Search code examples
pythonnumpymemorysparse-matrix

How to efficiently create a CSR row_index vector in python?


I am trying to create a CSR matrix with m rows, n columns, filled with zeroes and ones (at most one per column). I have a numpy array idcs with indices where my 1s are located, ranging from x to n.

My first approach to create the ROW_INDEX vector was something like :

ROW_INDEX=np.zeros(m+1)
for i in idcs: ROW_INDEX[i+1:]+=1

Unsurprinsingly though, this is rather slow. I then tried the good old space for speed swap :

ROW_INDEX=np.fromfunction(lambda i,j: i>idcs[j],(m+1,n),dtype='uintc')
ROW_INDEX=np.sum(ROW_INDEX,1)

However, m and n both are at 10^5 so the above code raises a MemoryError - even though the large matrix is technically only boolean.

I feel like I missed something obvious here. Anyone has a smarter solution, or should I just increase memory ?

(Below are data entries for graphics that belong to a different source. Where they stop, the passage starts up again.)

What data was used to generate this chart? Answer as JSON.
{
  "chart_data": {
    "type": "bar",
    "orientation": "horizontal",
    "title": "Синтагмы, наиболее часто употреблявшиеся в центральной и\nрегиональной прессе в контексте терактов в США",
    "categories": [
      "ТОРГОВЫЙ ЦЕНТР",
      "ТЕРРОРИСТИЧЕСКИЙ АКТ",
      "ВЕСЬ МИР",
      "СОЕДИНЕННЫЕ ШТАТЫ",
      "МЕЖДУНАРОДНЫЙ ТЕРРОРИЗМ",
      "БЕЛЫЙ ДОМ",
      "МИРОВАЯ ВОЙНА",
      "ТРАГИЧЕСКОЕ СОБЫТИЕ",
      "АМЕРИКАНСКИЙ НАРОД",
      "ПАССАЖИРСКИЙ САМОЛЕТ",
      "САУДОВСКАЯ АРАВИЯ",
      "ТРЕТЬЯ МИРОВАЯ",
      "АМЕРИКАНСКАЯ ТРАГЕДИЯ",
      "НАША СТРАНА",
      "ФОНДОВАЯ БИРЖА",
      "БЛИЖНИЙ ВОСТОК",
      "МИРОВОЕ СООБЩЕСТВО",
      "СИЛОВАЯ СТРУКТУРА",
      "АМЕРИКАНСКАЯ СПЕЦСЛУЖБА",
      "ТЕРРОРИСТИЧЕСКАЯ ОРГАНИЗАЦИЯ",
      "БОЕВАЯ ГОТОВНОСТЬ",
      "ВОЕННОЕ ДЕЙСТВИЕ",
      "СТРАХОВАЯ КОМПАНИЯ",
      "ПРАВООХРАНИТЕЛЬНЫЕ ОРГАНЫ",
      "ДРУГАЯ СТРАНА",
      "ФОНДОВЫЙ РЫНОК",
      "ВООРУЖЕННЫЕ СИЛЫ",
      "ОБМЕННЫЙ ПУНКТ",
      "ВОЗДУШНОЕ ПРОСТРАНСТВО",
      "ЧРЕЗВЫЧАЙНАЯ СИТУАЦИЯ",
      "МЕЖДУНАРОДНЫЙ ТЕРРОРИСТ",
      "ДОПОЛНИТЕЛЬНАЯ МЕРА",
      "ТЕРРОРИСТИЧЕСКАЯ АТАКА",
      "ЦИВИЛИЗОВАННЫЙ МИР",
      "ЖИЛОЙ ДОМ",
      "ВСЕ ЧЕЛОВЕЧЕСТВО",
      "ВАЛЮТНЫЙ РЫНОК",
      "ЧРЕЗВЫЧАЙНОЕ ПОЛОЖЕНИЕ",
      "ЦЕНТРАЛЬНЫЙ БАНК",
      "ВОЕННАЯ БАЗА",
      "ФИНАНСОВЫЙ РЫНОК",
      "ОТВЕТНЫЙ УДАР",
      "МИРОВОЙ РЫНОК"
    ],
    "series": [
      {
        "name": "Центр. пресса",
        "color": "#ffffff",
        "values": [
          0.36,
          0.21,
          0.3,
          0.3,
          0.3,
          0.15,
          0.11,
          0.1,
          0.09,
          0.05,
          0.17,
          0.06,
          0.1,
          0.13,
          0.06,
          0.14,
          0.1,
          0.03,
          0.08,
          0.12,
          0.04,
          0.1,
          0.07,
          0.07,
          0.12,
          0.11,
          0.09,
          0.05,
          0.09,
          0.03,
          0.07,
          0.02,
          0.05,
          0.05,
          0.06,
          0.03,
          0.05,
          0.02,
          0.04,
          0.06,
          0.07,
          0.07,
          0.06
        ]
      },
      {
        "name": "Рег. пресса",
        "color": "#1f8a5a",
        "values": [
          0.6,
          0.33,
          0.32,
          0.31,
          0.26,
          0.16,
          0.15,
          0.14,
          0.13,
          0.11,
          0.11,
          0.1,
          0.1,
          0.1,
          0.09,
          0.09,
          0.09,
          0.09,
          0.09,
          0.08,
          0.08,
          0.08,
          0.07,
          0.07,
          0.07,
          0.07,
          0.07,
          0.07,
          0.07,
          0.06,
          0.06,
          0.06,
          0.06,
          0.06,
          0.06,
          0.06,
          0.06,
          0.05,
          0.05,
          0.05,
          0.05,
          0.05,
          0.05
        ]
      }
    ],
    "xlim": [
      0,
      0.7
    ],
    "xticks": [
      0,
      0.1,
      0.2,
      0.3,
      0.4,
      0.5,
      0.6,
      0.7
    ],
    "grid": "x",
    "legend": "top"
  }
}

End purpose is to create a PETSc.Mat, hopefully in parallel, starting from something like B=petsc4py.Mat().createAIJ([m, n],csr=[ROW_INDEX,COL_INDEX,V]). I've found little documentation on the subject, any help on that front would also be welcome.


Solution

  • I think you're looking for something like this?

    ROW_INDEX=np.zeros(m+1)
    np.add.at(ROW_INDEX, idcs+1, 1)
    np.cumsum(ROW_INDEX, out=ROW_INDEX)